Never trust a man who wants you to believe goosing or waggling his dick at you is "innocuous behavior". I'm serious. I wonder how many times Prager would let a woman he actually loves be subjected to behavior he considers "innocuous" when it's used to intimidate women he thinks deserve to be abused for being uppity. My guess is not a whole lot.

He then puffs up the column with some off-topic ranting about how women should be grateful that we're permitted to read, and in turn, we should do him the favor of letting a little rape and sexual abuse slide here and there. After all, we wouldn't want the vote taken away, would we? So lay on your back and think of Susan B. Anthony until it's over.

Second, "sexual harassment" is so all-inclusive as to be largely meaningless: "sexist comments about their academic abilities, sexist comments about their athletic abilities unwanted romantic attention, demeaning gender-related comments, teasing based on their appearance, and unwanted physical contact."

If a girls bra is snapped in elementary or high school; if a girl is told she should learn to throw a ball "like a guy does"; if a boy pursues a girl and fails in his pursuit -- these are all instances of sexism and sexual harassment.

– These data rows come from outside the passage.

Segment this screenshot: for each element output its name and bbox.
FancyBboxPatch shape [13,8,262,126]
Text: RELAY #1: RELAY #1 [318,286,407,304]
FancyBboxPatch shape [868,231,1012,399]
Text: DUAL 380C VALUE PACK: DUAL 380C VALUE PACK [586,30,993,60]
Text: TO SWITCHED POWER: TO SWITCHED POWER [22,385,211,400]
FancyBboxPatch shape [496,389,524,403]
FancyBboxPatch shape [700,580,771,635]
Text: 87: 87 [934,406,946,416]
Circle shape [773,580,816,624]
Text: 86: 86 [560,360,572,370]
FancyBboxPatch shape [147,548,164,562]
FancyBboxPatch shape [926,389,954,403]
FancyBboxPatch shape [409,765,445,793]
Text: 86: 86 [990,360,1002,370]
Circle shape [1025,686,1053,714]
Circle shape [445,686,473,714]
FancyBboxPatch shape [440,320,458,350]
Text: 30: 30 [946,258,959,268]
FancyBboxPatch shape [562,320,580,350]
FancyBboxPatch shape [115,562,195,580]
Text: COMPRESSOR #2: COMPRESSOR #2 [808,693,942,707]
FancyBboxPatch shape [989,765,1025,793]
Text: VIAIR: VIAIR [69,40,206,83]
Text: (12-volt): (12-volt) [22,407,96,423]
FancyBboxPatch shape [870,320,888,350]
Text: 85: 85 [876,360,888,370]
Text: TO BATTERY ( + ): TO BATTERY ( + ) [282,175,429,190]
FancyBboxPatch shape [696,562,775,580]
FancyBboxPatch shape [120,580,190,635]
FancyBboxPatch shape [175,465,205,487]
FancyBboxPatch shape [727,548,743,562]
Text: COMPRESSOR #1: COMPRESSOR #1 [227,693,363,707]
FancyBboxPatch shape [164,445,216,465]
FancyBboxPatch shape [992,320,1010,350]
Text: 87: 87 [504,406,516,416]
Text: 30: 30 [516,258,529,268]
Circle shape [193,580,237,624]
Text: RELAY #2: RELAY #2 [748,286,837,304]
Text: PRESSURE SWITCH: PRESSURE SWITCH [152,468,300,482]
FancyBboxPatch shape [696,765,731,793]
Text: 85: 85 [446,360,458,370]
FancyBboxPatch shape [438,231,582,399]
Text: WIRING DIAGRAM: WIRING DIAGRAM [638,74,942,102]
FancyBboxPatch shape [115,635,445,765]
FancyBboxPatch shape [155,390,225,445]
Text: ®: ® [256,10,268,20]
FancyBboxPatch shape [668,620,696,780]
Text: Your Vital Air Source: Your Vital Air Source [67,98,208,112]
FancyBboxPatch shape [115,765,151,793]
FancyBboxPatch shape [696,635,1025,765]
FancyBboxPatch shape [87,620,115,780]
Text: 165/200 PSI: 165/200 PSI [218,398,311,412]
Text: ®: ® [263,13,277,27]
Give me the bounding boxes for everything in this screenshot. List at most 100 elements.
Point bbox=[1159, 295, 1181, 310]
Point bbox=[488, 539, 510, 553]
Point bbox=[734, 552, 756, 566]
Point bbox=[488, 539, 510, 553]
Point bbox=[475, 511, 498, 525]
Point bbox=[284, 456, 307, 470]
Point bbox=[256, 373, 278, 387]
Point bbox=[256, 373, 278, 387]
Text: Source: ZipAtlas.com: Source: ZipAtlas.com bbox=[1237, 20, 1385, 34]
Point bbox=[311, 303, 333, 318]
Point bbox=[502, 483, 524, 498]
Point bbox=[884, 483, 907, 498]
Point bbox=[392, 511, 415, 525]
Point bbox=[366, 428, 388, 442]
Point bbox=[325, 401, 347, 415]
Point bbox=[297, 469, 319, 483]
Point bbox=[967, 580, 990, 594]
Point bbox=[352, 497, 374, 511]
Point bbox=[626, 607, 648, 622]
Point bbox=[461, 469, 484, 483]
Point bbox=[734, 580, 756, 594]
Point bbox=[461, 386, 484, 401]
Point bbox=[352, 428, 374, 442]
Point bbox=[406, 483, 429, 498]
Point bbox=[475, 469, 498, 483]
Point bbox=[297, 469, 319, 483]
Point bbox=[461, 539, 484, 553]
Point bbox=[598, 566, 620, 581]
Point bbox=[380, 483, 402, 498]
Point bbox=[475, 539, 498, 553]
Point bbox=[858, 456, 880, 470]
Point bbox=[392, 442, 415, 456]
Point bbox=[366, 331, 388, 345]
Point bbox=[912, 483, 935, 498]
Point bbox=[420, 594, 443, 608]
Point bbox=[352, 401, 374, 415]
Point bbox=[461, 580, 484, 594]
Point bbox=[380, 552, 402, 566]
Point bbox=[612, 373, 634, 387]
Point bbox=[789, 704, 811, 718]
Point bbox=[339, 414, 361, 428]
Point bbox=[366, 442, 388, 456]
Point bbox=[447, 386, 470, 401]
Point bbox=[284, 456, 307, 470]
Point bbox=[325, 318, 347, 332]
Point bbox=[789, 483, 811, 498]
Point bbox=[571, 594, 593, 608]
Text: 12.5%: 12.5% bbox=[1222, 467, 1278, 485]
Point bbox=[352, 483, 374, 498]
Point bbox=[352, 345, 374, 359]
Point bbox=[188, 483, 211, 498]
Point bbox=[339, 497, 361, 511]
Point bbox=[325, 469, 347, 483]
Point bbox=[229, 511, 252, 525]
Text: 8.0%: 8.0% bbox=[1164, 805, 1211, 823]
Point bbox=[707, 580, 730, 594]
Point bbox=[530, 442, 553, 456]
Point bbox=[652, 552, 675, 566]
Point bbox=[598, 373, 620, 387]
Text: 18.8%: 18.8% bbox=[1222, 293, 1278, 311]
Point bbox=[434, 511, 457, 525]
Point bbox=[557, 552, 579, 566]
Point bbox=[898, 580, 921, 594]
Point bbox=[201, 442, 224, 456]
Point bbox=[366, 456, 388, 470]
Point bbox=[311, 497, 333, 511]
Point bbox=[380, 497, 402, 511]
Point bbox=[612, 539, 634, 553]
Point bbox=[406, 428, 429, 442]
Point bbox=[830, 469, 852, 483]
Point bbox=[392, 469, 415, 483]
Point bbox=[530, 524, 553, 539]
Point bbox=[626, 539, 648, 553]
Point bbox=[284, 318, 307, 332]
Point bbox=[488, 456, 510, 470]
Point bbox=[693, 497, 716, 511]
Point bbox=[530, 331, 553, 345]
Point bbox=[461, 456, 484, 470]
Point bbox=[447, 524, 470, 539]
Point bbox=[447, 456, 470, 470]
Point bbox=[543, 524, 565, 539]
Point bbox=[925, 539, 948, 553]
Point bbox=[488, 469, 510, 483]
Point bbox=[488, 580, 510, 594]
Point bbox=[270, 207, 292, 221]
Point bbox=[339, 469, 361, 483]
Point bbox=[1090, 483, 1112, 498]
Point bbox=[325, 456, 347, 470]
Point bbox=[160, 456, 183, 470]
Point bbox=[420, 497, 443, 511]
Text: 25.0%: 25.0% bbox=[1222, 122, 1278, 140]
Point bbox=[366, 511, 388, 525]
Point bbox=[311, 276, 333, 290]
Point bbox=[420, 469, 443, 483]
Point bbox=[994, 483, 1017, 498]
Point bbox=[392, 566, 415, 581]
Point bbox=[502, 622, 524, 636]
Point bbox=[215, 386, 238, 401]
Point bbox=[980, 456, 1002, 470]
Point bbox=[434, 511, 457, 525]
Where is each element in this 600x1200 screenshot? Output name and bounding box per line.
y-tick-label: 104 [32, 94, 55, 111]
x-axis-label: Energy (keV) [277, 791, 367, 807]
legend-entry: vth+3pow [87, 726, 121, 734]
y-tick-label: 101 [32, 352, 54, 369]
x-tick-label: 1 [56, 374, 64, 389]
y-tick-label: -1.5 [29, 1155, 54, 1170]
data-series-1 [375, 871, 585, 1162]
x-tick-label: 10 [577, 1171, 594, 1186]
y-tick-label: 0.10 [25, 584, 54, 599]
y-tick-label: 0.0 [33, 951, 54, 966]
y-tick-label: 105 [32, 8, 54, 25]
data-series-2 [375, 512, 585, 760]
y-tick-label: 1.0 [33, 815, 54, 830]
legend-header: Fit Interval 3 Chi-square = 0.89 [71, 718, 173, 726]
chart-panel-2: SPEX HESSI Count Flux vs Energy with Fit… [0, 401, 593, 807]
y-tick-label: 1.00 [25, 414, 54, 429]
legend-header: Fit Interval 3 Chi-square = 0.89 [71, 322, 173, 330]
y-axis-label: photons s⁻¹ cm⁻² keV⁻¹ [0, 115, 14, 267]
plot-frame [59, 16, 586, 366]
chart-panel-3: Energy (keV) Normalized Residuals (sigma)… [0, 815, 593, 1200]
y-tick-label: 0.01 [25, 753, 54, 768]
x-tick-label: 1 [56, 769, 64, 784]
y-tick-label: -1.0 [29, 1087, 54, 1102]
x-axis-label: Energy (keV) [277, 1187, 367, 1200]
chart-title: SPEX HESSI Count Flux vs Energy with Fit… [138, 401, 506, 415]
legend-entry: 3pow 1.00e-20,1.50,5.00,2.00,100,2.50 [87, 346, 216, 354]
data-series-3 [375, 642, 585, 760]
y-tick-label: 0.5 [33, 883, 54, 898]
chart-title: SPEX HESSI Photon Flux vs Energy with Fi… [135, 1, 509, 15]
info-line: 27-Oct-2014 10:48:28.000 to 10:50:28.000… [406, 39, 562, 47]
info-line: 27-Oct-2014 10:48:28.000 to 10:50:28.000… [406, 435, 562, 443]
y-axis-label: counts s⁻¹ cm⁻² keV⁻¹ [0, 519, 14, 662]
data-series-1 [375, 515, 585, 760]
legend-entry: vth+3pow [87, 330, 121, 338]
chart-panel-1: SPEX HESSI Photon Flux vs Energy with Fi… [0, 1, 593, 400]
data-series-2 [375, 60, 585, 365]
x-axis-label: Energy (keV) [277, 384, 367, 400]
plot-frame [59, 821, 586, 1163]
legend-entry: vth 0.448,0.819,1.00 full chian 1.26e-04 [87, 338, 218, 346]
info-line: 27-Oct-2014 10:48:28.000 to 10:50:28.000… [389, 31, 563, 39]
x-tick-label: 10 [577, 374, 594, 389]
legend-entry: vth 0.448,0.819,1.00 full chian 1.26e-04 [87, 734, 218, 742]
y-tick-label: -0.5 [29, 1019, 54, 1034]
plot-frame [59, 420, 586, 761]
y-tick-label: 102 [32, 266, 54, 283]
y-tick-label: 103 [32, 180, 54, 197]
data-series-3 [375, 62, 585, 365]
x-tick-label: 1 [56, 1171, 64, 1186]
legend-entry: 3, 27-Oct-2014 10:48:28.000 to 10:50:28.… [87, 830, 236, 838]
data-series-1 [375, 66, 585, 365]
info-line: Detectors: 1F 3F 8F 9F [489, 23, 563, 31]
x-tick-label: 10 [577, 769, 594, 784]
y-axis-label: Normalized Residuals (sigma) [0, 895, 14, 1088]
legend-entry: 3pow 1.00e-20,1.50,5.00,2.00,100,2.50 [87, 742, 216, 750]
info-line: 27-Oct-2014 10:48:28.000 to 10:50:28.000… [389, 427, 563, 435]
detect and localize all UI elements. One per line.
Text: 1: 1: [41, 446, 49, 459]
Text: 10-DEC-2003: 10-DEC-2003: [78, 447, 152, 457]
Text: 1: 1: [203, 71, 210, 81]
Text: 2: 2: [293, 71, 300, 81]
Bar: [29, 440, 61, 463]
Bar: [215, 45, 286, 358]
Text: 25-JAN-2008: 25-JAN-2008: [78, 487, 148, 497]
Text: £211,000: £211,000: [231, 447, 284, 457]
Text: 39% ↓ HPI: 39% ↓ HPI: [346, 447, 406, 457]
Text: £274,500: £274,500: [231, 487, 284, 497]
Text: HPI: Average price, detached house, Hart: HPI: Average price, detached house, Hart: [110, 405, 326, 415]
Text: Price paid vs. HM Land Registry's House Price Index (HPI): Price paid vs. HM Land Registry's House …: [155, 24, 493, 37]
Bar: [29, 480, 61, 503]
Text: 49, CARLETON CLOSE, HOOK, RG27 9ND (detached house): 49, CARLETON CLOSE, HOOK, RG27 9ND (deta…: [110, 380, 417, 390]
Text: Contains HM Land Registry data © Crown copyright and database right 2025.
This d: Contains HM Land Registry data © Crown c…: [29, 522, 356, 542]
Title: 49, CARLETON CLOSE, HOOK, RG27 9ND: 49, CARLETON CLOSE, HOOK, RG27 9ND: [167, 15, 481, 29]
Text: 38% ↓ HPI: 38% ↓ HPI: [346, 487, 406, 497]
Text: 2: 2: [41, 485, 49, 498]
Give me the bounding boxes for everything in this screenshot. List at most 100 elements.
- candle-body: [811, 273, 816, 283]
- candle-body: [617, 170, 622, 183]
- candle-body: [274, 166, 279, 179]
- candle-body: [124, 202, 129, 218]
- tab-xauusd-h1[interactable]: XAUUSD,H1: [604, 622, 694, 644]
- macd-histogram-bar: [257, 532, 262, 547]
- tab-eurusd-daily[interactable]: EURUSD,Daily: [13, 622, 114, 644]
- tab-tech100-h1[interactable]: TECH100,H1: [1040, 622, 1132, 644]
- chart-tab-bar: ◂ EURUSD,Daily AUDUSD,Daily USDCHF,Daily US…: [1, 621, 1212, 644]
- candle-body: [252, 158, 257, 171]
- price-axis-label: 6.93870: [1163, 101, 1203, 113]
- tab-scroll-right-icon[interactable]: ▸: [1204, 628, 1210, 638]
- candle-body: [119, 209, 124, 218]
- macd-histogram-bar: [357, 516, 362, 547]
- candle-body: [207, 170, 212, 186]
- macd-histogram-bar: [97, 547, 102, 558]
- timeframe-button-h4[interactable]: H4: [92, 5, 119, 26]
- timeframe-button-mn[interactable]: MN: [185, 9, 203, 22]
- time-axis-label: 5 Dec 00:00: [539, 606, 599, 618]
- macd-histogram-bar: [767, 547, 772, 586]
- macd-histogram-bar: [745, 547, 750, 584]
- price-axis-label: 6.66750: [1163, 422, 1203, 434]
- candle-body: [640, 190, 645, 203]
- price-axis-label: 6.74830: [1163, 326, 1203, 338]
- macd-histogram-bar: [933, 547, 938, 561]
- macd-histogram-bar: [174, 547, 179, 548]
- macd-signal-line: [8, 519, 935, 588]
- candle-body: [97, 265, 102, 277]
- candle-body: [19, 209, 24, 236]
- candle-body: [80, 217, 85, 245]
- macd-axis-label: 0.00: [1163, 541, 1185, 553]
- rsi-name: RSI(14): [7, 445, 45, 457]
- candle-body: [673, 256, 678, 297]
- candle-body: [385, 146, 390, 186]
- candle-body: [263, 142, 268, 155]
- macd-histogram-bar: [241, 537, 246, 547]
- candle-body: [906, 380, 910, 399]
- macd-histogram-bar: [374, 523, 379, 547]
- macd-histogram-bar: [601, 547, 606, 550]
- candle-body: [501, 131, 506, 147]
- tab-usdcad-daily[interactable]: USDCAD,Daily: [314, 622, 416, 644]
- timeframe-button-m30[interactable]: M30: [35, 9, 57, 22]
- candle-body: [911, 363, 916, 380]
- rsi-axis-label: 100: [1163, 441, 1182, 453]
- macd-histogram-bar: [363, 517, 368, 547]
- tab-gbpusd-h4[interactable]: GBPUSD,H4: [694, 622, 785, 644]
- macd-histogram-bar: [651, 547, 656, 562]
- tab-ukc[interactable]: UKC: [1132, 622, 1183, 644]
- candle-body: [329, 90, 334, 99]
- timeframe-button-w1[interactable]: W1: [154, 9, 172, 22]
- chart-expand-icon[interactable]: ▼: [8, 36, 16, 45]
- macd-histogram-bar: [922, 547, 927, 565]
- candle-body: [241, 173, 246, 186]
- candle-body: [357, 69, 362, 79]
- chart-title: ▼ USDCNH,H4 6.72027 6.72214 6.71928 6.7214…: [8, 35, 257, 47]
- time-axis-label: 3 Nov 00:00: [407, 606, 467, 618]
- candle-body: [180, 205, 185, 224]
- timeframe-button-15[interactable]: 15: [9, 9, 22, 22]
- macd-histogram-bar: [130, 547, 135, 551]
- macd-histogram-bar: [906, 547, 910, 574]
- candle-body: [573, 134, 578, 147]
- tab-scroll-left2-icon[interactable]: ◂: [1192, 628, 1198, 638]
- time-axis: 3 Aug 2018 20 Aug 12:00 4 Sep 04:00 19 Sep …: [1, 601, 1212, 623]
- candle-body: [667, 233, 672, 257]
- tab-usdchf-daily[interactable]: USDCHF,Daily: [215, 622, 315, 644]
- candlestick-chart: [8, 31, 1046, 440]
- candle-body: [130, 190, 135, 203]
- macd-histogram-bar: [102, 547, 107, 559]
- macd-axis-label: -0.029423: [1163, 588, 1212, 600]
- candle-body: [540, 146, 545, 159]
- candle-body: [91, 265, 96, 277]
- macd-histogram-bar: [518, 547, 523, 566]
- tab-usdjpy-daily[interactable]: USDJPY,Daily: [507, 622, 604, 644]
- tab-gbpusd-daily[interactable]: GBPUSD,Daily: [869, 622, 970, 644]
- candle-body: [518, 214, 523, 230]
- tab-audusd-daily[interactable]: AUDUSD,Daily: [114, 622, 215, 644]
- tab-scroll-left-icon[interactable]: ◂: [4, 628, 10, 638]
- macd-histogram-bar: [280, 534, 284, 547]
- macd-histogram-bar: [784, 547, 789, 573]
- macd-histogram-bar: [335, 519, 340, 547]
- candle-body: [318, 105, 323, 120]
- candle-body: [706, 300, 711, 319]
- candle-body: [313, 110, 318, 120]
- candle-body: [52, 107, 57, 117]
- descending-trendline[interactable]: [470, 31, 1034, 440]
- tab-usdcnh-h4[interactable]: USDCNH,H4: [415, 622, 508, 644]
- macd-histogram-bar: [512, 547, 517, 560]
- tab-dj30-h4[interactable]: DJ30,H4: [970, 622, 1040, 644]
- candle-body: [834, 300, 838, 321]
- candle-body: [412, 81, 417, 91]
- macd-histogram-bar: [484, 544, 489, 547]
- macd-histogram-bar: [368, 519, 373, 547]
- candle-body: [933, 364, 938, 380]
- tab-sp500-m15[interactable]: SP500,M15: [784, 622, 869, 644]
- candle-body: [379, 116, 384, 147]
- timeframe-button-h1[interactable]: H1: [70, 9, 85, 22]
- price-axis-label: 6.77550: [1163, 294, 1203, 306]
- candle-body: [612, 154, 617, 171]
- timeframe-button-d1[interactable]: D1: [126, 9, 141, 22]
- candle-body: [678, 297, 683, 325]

I'm trying to imagine his reaction if a group of high school girls decided to follow the boys around, squeezing their balls really hard until it hurt, and then running around telling everyone that the dicks then fondled have been determined to be tiny. I somehow doubt he'd think that it was kosher.

And "if a boy pursues a girl and fails in his pursuit" is how he defines "unwanted physical contact." Pretending that groping random women is a come-on is, once again, not something that I'd believe he'd stick with if he saw it happening to his mother. But he wants your daughter to pretend the guy who grabbed her ass in the hallway for the entertainment of his fellows was just an inept lover. Not in my experience. Really, Prager's opinion of teenage boys is perilously low if he thinks they're this stupid. Even in the fumbling days of adolescence, boys don't think that assaulting and humiliating girls is the best way to get those girls to like you. They're not dumb. They assault and humiliate---get this---because they want their victims to be hurt and humiliated. Because it makes the assailant feel powerful and important. I suspect that while arguing this point, Prager would lie about it, but otherwise he'd probably happily admit that people enjoy feeling powerful for its own sake.

What Prager doesn't argue, and what he needs to be able to prove for his essay to be anything but arguing that the problem with harassment and assault is that women complain about it, is a shred of evidence that girls' reactions to being sexually harassed differ greatly if they don't have a name for it. And there's no reason to think that. I didn't know to call sexual harassment "sexual harassment" when it happened, but I knew that I hated it. I just called it "bullying". Girls don't enjoy having teenage boys prove their masculinity by intimidating and assaulting the girls. His argument is literally one of semantics. He might as well be saying that you can't be sexually harassed if you speak a non-English language because you'll use whatever your native tongue's phrase is for it. And that the tree didn't fall in the forest if you described it as "toppling".